The PureVPN iPhone app has looked like the Android app. It’s a strong design, but I am dissatisfied that the company doesn’t keep its app more in line with the iOS design aesthetic. This app also has lacks the map view and the status information, like session length and bandwidth, which has found in the desktop version of the app. Instead, the iPhone app uses attractive (if dubiously useful) pictures of dissimilar locales. When I testing, I have found that PureVPN had robust speed test scores, ranging from acceptable to excellent. With the other PureVPN apps, there was no clear way to get online rapidly in its iPhone VPN app. In its place, the user has to sail across through a series of pages designed to connect the user with the best server for whatsoever you have trying to do right now. You can be connecting via IPSec or IKEv2 VPN protocols with this VPN iPhone app. There’s an option to physically configure an L2TP connection, but no option to connect via our favored option, OpenVPN. KeepSolid VPN Limitless, by contrast, does support OpenVPN on iPhone.

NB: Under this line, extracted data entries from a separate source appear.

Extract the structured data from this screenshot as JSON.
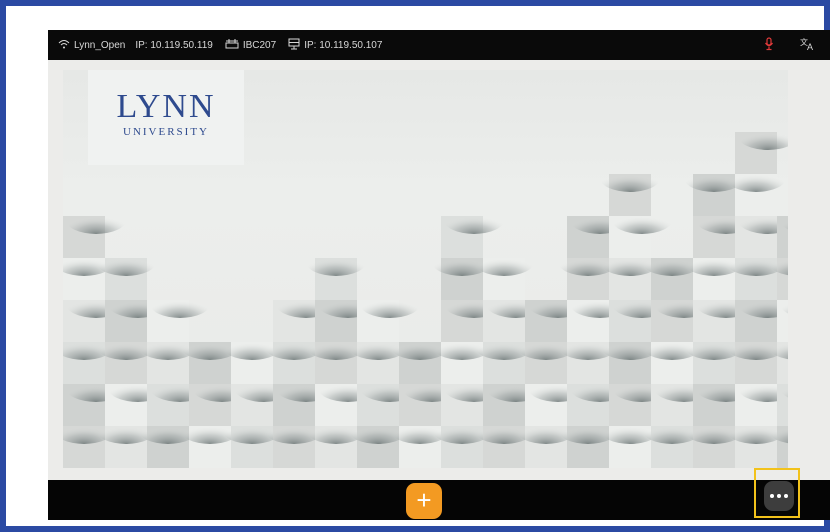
{
  "status_bar": {
    "wifi_icon": "wifi-icon",
    "network_name": "Lynn_Open",
    "client_ip": "IP: 10.119.50.119",
    "room_icon": "room-network-icon",
    "room_name": "IBC207",
    "device_icon": "device-icon",
    "device_ip": "IP: 10.119.50.107",
    "mic_icon": "microphone-icon",
    "translate_icon": "translate-icon"
  },
  "branding": {
    "logo_name": "LYNN",
    "logo_sub": "UNIVERSITY",
    "logo_color": "#2e4a8e"
  },
  "toolbar": {
    "add_label": "+",
    "add_color": "#f39a22",
    "more_icon": "more-options-icon",
    "highlight_color": "#f2c21b"
  },
  "colors": {
    "frame": "#2b4aa3",
    "mic_active": "#e03a3a"
  }
}
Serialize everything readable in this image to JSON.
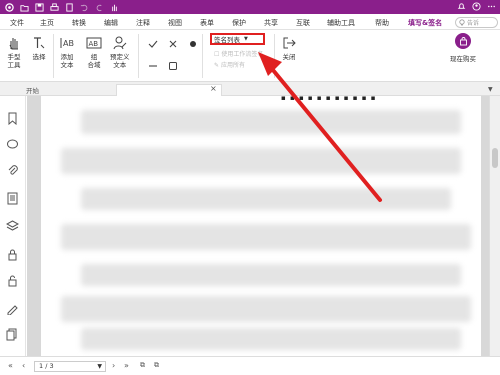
{
  "titlebar": {
    "color": "#8a1f8b"
  },
  "menu": {
    "items": [
      "文件",
      "主页",
      "转换",
      "编辑",
      "注释",
      "视图",
      "表单",
      "保护",
      "共享",
      "互联",
      "辅助工具",
      "帮助",
      "填写&签名"
    ],
    "active": "填写&签名",
    "search_placeholder": "告诉"
  },
  "ribbon": {
    "hand_tool": "手型\n工具",
    "select": "选择",
    "add_text": "添加\n文本",
    "combined_text": "组\n合域",
    "predefined_text": "预定义\n文本",
    "signature_list": "签名列表",
    "faint_1": "使用工作流签名",
    "faint_2": "应用所有",
    "close": "关闭",
    "buy_now": "现在购买"
  },
  "tabs": {
    "start": "开始"
  },
  "status": {
    "page_indicator": "1 / 3"
  },
  "colors": {
    "accent": "#8a1f8b",
    "highlight": "#e02020"
  }
}
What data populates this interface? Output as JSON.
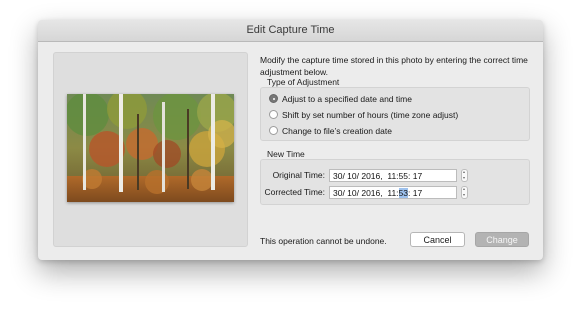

PureVPN for Chrome and Firefox Browsers:
If you have looking to keep a small footprint, it has offered plug-ins for both Firefox and Chrome browsers. The best advantage of a plug-in is that it has a lightweight and can be installed anywhere you have access to a browser. The disadvantage is that it only encrypts user’s browser traffic, leaving other applications to make use of better bandwidth, albeit on an unencrypted basis. One distinguished aspect is that the Chrome plug-in has also been blocked some WebRTC elements. These have allowed websites to use certain elements of the user’s computer—their webcam, as for example.
The Times Have Changed instantly.
In the past, we have given PureVPN an Editors’ Choice and an improvement to its score based on its unparalleled speed test results. But with the use of those no longer in play, we had to return to our core standards when it has come to evaluating a VPN: value, security, and flexibility.